Another interesting area of study involves defining the best anesthetics or sedatives to use with cooling. For example, a recent report by Statler et al²⁷ showed that hypothermia was much less effective as a neuroprotectant after experimental traumatic brain injury in rats anesthetized with fentanyl than with isoflurane. In that study, fentanyl was unable to blunt the stress response to cooling. Given the variety of sedatives and analgesics used at the beside in both neurointensive care units and coronary care units, understanding which agents work best with hypothermia could further enhance hypothermia’s therapeutic benefit.

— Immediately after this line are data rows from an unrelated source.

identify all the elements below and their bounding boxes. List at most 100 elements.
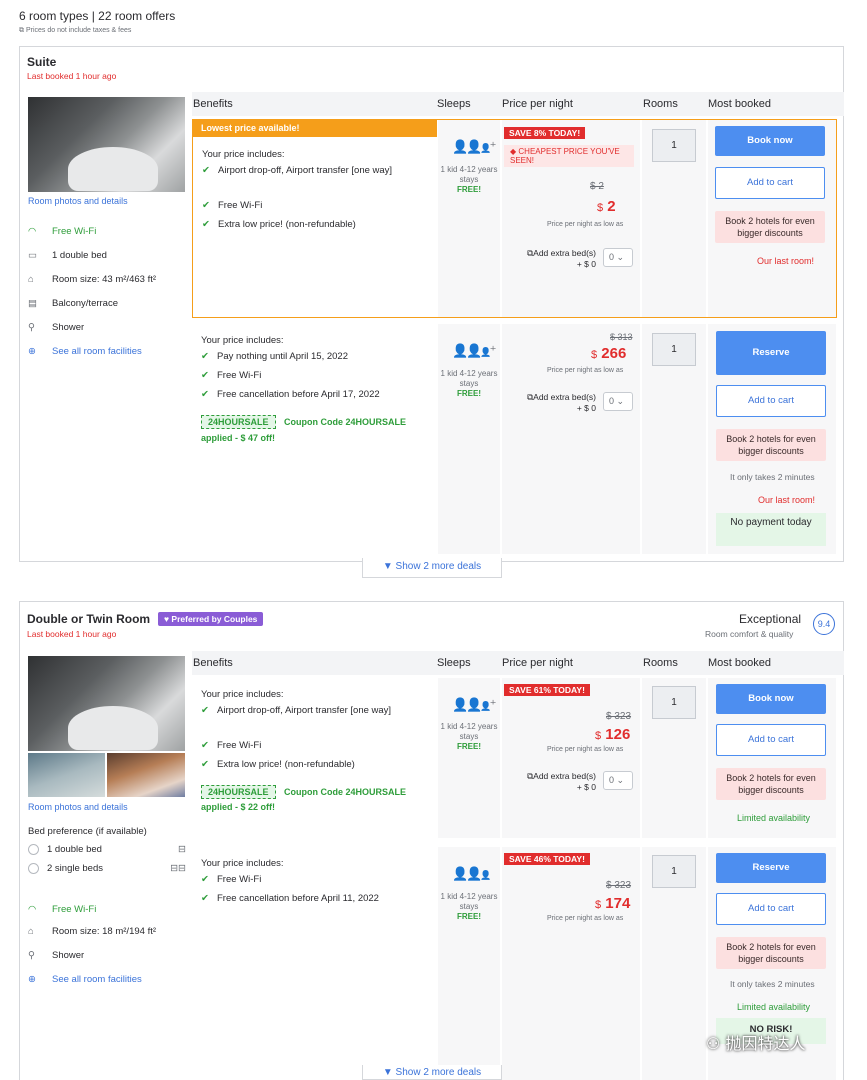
- per-night-note: Price per night as low as: [547, 367, 624, 374]
- takes-minutes: It only takes 2 minutes: [730, 472, 815, 482]
- heart-icon: ♥: [164, 614, 170, 624]
- save-badge: SAVE 8% TODAY!: [504, 127, 586, 139]
- add-to-cart-button[interactable]: Add to cart: [716, 893, 826, 925]
- current-price: $ 126: [595, 726, 631, 743]
- check-icon: ✔: [202, 219, 210, 230]
- extra-bed-select[interactable]: 0 ⌄: [603, 392, 633, 411]
- benefit-item: ✔ Free cancellation before April 17, 2022: [201, 389, 380, 400]
- see-all-facilities[interactable]: ⊕ See all room facilities: [28, 346, 142, 357]
- watermark: ⚇ 抛因特达人: [706, 1034, 806, 1053]
- shower-icon: ⚲: [28, 950, 35, 961]
- col-benefits: Benefits: [193, 657, 233, 669]
- promo-box: Book 2 hotels for even bigger discounts: [716, 429, 826, 461]
- check-icon: ✔: [201, 874, 209, 885]
- people-icon: 👤👤👤: [452, 866, 492, 881]
- rooms-select[interactable]: 1: [652, 129, 696, 162]
- room-photo[interactable]: [28, 656, 185, 751]
- extra-bed-label: ⧉Add extra bed(s) + $ 0: [527, 771, 596, 792]
- coupon-applied: applied - $ 22 off!: [201, 802, 276, 812]
- sleeps-text: 1 kid 4-12 years stays FREE!: [440, 165, 498, 194]
- benefit-item: ✔ Free cancellation before April 11, 2022: [201, 893, 379, 904]
- room-thumb-1[interactable]: [28, 753, 105, 797]
- room-photos-link[interactable]: Room photos and details: [28, 196, 128, 206]
- col-most-booked: Most booked: [708, 657, 771, 669]
- availability-status: Our last room!: [758, 495, 816, 505]
- book-now-button[interactable]: Book now: [715, 126, 825, 156]
- check-icon: ✔: [201, 351, 209, 362]
- price-cell: [502, 678, 640, 838]
- column-header: Benefits Sleeps Price per night Rooms Mo…: [192, 651, 844, 675]
- add-to-cart-button[interactable]: Add to cart: [716, 724, 826, 756]
- triangle-down-icon: ▼: [382, 561, 393, 572]
- rating-sub: Room comfort & quality: [705, 629, 794, 639]
- room-name: Double or Twin Room: [27, 612, 151, 626]
- current-price: $ 174: [595, 895, 631, 912]
- facility-bed: ▭ 1 double bed: [28, 250, 107, 261]
- show-more-deals[interactable]: ▼ Show 2 more deals: [362, 1065, 502, 1080]
- add-to-cart-button[interactable]: Add to cart: [716, 385, 826, 417]
- coupon-code[interactable]: 24HOURSALE: [201, 785, 276, 799]
- save-badge: SAVE 46% TODAY!: [504, 853, 590, 865]
- benefit-item: ✔ Airport drop-off, Airport transfer [one…: [201, 705, 392, 716]
- last-booked: Last booked 1 hour ago: [27, 629, 117, 639]
- rooms-select[interactable]: 1: [652, 333, 696, 366]
- extra-bed-select[interactable]: 0 ⌄: [603, 248, 633, 267]
- info-icon: ⧉: [19, 27, 24, 34]
- room-photo[interactable]: [28, 97, 185, 192]
- rooms-select[interactable]: 1: [652, 686, 696, 719]
- sink-shape: [68, 147, 158, 191]
- rooms-select[interactable]: 1: [652, 855, 696, 888]
- radio-icon: [28, 844, 39, 855]
- balcony-icon: ▤: [28, 298, 37, 309]
- offers-summary: 6 room types | 22 room offers: [19, 9, 176, 23]
- rating-score[interactable]: 9.4: [813, 613, 835, 635]
- benefit-item: ✔ Free Wi-Fi: [201, 740, 262, 751]
- show-more-deals[interactable]: ▼ Show 2 more deals: [362, 558, 502, 578]
- sleeps-text: 1 kid 4-12 years stays FREE!: [440, 892, 498, 921]
- room-name: Suite: [27, 55, 57, 69]
- col-sleeps: Sleeps: [437, 657, 471, 669]
- bed-option[interactable]: 1 double bed ⊟: [28, 844, 186, 855]
- facility-size: ⌂ Room size: 43 m²/463 ft²: [28, 274, 157, 285]
- room-photos-link[interactable]: Room photos and details: [28, 802, 128, 812]
- taxes-note: ⧉ Prices do not include taxes & fees: [19, 27, 132, 34]
- people-icon: 👤👤👤⁺: [452, 139, 496, 154]
- per-night-note: Price per night as low as: [547, 221, 624, 228]
- bed-icon: ▭: [28, 250, 37, 261]
- bed-option[interactable]: 2 single beds ⊟⊟: [28, 863, 186, 874]
- coupon-code[interactable]: 24HOURSALE: [201, 415, 276, 429]
- price-includes: Your price includes:: [201, 689, 284, 700]
- old-price: $ 323: [606, 711, 632, 722]
- see-all-facilities[interactable]: ⊕ See all room facilities: [28, 974, 142, 985]
- per-night-note: Price per night as low as: [547, 915, 624, 922]
- sink-shape: [68, 706, 158, 750]
- last-booked: Last booked 1 hour ago: [27, 71, 117, 81]
- room-thumb-2[interactable]: [107, 753, 185, 797]
- promo-box: Book 2 hotels for even bigger discounts: [715, 211, 825, 243]
- benefit-item: ✔ Extra low price! (non-refundable): [201, 759, 355, 770]
- current-price: $ 266: [591, 345, 627, 362]
- room-card-suite: Suite Last booked 1 hour ago Room photos…: [19, 46, 844, 562]
- check-icon: ✔: [202, 200, 210, 211]
- shower-icon: ⚲: [28, 322, 35, 333]
- availability-status: Limited availability: [737, 1002, 811, 1012]
- book-now-button[interactable]: Book now: [716, 684, 826, 714]
- extra-bed-select[interactable]: 0 ⌄: [603, 771, 633, 790]
- wechat-icon: ⚇: [706, 1034, 721, 1053]
- benefit-item: ✔ Extra low price! (non-refundable): [202, 219, 356, 230]
- old-price: $ 313: [610, 332, 633, 342]
- plus-circle-icon: ⊕: [28, 346, 36, 357]
- no-payment-badge: No payment today: [716, 513, 826, 546]
- reserve-button[interactable]: Reserve: [716, 853, 826, 883]
- rating-label: Exceptional: [739, 612, 802, 626]
- col-price: Price per night: [502, 657, 573, 669]
- sleeps-text: 1 kid 4-12 years stays FREE!: [440, 369, 498, 398]
- col-rooms: Rooms: [643, 657, 678, 669]
- facility-wifi: ◠ Free Wi-Fi: [28, 904, 97, 915]
- facility-shower: ⚲ Shower: [28, 950, 85, 961]
- coupon-line: 24HOURSALE Coupon Code 24HOURSALE: [201, 782, 406, 800]
- add-to-cart-button[interactable]: Add to cart: [715, 167, 825, 199]
- people-icon: 👤👤👤⁺: [452, 343, 496, 358]
- reserve-button[interactable]: Reserve: [716, 331, 826, 375]
- facility-shower: ⚲ Shower: [28, 322, 85, 333]
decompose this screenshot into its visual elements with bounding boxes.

There is also a search for agents that may promote induction of hypothermia or create a poikilothermic state, thereby facilitating tolerance of the hypothermic state without a stress response. One agent that has shown some promise in the setting of experimental cardiac arrest is the endogenous peptide neurotensin, which has direct effects on temperature regulation at the hypothalamic level. In an experimental model of asphyxial cardiac arrest in rats, Katz et al²⁸ reported that the neurotensin analog NT69L facilitated induction of hypothermia and improved outcome. Another agent that has been touted to induce a state of “hibernation on demand” is hydrogen sulfide gas. A recent experiment by Blackstone et al²⁹ demonstrated induction of deep hypothermia and a hibernation-like state in mice allowed to breathe hydrogen sulfide gas at 80 parts per million. This state was completely reversible upon discontinuation of the agent. Unfortunately, studies in large animal models have not been able to demonstrate induction of hypothermia with this approach.³⁰ Nevertheless, these drugs represent prototypes for future exploration; if the right agent is found, it could lead, in theory, to markedly enhanced efficacy of cooling.